What Do the Natl. Assn. of Realtors and Genghis Khan Have in Common?
Nothing, except for the fact that I’m going to write about both of them here.
A couple weeks ago, I posted about Thomas Robinson, an accounting professor at the University of Miami who, through ancestral DNA testing, had been deemed the first American to be able to genetically claim to be a descendant of Genghis Khan. Well, it turns out that someone fudged the test. Robinson had first been informed of his relation to Mr. Khan by Oxford Ancestors of England. But, with induction into the Mongol royal house underway, as well as a potential movie deal, Robinson asked for a second opinion from Family Tree DNA of Houston. No Khan connection, said the Houston outfit; and a second British DNA company concurred.
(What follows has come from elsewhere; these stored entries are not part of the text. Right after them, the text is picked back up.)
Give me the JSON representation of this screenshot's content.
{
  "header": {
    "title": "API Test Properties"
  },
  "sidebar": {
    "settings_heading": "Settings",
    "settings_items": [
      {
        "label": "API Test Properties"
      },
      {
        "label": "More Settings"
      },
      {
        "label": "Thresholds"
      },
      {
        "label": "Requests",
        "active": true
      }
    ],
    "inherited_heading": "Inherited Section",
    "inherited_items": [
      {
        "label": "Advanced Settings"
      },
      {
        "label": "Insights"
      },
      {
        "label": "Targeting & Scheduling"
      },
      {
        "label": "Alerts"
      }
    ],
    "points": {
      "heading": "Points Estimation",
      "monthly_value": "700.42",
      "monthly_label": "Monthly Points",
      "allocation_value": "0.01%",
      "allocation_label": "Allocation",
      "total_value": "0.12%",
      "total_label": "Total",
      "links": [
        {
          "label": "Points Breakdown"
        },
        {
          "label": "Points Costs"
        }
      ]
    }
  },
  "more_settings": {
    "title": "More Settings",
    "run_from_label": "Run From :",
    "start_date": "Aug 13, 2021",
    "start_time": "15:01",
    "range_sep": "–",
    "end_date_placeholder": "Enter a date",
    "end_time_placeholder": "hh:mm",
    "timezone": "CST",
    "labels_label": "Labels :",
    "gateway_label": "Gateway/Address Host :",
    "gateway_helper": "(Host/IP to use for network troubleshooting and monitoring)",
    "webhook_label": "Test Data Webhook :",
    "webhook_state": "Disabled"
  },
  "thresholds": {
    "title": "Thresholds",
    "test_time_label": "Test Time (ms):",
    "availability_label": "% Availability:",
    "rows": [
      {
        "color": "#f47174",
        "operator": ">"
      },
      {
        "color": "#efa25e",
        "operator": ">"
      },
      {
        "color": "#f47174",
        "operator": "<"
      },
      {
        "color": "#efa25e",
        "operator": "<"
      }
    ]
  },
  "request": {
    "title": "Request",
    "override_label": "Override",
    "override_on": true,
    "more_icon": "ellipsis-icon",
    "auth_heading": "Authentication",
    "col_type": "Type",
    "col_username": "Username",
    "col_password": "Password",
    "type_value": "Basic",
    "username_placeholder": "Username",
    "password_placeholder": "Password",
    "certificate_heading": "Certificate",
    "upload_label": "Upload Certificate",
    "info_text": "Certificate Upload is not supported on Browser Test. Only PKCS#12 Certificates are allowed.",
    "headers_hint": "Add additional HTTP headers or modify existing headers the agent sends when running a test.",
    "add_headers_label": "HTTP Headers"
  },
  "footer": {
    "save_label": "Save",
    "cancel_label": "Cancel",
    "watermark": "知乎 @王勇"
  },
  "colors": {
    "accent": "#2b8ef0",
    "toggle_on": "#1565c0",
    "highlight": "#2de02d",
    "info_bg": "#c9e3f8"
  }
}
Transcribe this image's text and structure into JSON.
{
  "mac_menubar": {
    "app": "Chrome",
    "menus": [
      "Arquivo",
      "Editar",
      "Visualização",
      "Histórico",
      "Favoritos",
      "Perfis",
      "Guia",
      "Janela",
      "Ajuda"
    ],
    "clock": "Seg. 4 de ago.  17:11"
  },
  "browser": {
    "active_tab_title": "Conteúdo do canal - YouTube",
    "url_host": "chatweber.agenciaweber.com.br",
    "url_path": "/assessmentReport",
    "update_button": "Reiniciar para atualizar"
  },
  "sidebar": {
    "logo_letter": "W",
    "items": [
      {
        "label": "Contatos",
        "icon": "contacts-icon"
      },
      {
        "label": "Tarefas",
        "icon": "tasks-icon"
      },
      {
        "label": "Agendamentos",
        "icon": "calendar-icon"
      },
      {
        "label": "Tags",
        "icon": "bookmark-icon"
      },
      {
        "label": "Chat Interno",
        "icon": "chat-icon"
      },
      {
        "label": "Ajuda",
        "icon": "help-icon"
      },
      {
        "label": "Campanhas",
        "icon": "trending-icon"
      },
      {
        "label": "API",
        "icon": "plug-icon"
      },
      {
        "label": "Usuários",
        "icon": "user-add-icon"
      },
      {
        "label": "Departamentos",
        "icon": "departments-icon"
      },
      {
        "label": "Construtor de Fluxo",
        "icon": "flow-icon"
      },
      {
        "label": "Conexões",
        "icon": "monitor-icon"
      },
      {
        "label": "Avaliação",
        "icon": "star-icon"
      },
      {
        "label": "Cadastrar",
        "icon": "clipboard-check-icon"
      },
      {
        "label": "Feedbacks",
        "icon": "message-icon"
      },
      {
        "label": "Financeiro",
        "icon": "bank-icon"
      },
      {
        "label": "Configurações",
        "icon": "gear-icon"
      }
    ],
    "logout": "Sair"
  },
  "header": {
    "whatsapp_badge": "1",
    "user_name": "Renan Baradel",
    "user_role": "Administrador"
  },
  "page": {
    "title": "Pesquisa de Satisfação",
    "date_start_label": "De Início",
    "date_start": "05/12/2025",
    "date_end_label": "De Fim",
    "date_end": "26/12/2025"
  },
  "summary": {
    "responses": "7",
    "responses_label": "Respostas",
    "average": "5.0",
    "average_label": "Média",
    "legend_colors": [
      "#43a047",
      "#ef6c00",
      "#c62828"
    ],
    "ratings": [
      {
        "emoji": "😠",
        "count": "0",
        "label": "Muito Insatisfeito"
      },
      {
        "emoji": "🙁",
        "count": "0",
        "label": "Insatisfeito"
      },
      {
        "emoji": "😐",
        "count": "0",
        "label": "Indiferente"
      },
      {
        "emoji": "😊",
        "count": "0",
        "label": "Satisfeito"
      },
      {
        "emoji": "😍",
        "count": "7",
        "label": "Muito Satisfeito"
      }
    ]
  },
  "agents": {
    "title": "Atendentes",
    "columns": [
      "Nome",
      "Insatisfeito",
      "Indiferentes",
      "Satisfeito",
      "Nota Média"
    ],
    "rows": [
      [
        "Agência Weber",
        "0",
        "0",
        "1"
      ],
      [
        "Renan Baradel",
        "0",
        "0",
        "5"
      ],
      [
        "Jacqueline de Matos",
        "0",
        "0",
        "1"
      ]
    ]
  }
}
Which makes me realize: if I’m running an ancestral DNA company like Oxford Ancestors, it’s pretty easy to tell any customer that he is related to some warlord or artist or athlete even if he’s not, and the odds of him ever finding out — unless I have the misfortune to claim he’s related to someone really famous, and goes to the trouble of getting a second opinion — is quite rare.
As for the National Association of Realtors: there are at least three bad things happening:
1. The Department of Justice’s antitrust case against the N.A.R. is moving forward; settlement talks between the two parties have broken down — over the issue, I am told, of whether certain new breeds of real-estate brokers should have full access to the MLS system.
2. The Consumer Federation of America has released a report about the real-estate “cartel,” a report claiming to show how “many traditional real estate brokers, and their associations, successfully stifle competition, what reforms are needed to protect home buyers and sellers, and how these consumers can protect themselves.” In the Washington Post‘s rather entertaining summary, the C.F.A. boss called the current commission system “cockamamie” (a word you don’t hear enough these days), to which an N.A.R. official replied, “It’s clear and evident that they don’t understand the real estate business.”
3. I have been told by a heretofore reliable source that the House Financial Services Committee (Housing Subcommittee) will soon hold a hearing to explore the competitive (or anti-competitive) practices of the brokerage industry. “This is significant,” explains my source, “because this is the first Congressional action on real estate – dipping the toe in the water – in many many years (other than the question of whether national banks can engage in brokerage). Congress has for the better part of a century obeyed the National Association of Realtors’ instruction to allow the brokers to run the MLS system.”